|Further specification:||First order regression system|
|Code:||C mixed with SICStus Prolog|
|References:||Karalic and Bratko 1996|
Handling numerical constraints in the normal ILP setting takes the form of induction of classification or regression rules that involve the use of real numbers, predicting a discrete or a real-valued class in the presence of background knowledge. In the ILP project, a transformation approach to this problem was developed, using propositional systems as subroutines. However, this approach only works for determinate background knowledge, which excludes its applicability to domains such as predicting activity or mutagenicity of chemical compounds.
A new approach developed in ILP, called First Order Regression (FOR), is a combination of ILP and numerical regression. First-order logic descriptions are induced to carve out those subspaces that are amenable to numerical regression among real-valued variables. The program FORS (First Order Regression System) is an implementation of this idea, where numerical regression is focused on a distinguished continuous argument of the target predicate. This can be viewed as a generalisation of the usual ILP problem. Namely, the target predicate in usual ILP can be modified by adding an extra ``continuous'' attribute whose value would be determined by the truth of the examples: 1.0 for positive examples and 0.0 for negative. The regression formulas would only involve this attribute and FORS would tend to find rules that cover subsets of positive-only and negative-only examples.

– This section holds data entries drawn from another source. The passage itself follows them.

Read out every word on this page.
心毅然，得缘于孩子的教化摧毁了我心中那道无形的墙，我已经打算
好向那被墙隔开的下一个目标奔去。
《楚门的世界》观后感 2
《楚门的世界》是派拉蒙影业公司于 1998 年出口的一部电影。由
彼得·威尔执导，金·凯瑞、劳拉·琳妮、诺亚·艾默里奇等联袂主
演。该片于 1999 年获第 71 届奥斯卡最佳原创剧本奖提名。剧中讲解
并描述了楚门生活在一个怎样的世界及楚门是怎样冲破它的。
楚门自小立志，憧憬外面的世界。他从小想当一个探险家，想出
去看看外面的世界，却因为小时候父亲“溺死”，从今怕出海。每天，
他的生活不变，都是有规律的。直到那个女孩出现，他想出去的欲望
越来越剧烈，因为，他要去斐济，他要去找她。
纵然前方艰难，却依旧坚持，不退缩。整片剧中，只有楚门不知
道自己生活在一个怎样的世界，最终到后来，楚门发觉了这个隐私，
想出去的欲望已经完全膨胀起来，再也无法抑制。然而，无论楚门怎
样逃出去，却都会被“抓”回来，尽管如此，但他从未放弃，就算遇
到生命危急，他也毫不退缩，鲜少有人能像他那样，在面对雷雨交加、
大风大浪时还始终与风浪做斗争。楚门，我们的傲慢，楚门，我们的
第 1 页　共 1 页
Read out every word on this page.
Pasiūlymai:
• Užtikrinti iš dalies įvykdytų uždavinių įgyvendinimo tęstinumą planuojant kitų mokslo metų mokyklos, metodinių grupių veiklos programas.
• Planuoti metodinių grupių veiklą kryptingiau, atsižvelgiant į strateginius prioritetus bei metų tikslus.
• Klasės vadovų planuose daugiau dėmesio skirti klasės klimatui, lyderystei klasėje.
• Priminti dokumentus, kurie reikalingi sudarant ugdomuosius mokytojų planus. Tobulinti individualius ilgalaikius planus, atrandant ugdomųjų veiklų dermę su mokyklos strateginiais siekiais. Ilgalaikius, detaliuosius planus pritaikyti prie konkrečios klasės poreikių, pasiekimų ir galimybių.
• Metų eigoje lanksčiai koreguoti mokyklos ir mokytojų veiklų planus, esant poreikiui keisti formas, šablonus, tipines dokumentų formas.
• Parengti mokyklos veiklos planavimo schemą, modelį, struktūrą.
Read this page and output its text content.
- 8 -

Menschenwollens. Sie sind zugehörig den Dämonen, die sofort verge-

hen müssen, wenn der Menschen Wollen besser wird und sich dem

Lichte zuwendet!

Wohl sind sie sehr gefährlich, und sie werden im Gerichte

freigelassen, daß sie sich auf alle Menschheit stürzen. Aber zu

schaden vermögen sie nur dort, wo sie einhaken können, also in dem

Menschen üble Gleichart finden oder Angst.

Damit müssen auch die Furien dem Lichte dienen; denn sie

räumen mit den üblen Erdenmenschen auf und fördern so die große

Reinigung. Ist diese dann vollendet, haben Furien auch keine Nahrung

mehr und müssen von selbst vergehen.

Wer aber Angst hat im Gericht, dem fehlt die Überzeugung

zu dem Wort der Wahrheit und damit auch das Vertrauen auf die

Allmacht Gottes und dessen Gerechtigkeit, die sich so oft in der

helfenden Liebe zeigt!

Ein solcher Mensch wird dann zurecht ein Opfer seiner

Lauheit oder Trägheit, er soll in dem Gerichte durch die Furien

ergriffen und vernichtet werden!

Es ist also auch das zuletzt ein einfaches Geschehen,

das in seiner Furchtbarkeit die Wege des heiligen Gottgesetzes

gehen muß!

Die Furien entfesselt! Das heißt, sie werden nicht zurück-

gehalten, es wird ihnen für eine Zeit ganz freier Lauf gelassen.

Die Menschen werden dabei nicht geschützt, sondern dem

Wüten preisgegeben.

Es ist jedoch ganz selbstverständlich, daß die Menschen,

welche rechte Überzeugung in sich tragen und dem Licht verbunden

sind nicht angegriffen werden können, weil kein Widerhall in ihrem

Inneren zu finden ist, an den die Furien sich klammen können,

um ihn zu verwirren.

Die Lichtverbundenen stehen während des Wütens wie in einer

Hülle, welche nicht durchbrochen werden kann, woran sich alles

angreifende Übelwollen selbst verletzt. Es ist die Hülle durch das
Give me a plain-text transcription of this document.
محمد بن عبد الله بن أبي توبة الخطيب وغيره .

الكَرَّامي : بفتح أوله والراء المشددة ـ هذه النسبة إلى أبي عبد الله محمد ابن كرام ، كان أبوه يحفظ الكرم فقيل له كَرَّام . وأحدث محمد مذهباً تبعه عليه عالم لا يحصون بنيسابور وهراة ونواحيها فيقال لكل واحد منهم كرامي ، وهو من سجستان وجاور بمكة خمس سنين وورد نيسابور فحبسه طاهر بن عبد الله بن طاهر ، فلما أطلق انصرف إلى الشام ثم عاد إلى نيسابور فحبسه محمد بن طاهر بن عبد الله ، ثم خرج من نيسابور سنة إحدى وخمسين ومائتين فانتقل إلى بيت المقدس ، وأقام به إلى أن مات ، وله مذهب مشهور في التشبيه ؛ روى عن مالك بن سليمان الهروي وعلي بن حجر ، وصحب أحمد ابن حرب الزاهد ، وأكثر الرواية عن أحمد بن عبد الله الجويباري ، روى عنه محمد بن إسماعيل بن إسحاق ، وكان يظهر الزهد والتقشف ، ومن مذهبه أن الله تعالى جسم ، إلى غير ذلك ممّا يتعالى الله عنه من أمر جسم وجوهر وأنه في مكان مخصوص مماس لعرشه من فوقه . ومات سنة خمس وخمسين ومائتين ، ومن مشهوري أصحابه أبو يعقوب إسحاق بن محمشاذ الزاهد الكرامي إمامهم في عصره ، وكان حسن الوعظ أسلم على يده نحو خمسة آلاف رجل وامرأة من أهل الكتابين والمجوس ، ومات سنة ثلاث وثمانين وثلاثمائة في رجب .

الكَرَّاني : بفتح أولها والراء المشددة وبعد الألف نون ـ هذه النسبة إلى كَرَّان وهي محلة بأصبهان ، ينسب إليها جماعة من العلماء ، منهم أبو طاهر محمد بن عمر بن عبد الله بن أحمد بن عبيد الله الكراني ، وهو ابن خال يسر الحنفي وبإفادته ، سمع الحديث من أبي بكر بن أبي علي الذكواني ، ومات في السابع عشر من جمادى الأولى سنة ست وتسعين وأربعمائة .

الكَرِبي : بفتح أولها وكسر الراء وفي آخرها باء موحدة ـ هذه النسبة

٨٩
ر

FORS uses a covering approach, similar to the one of FOIL. The clause building part of the algorithm uses a top-down approach. The algorithm starts with the most general candidate clause, covering the entire example set and then specializes the clause by adding literals. Clause construction uses beam search to guide the algorithm through the space of possible clauses. As a part of the system, pruning based on the Minimum description length principle was developed that can handle also continuous variables. It turned out that MDL pruning helps to build more comprehensible models, while at the same time preserves model's performance in terms of its prediction power. FORS can handle noisy data and can also model dynamic systems (learn from time series).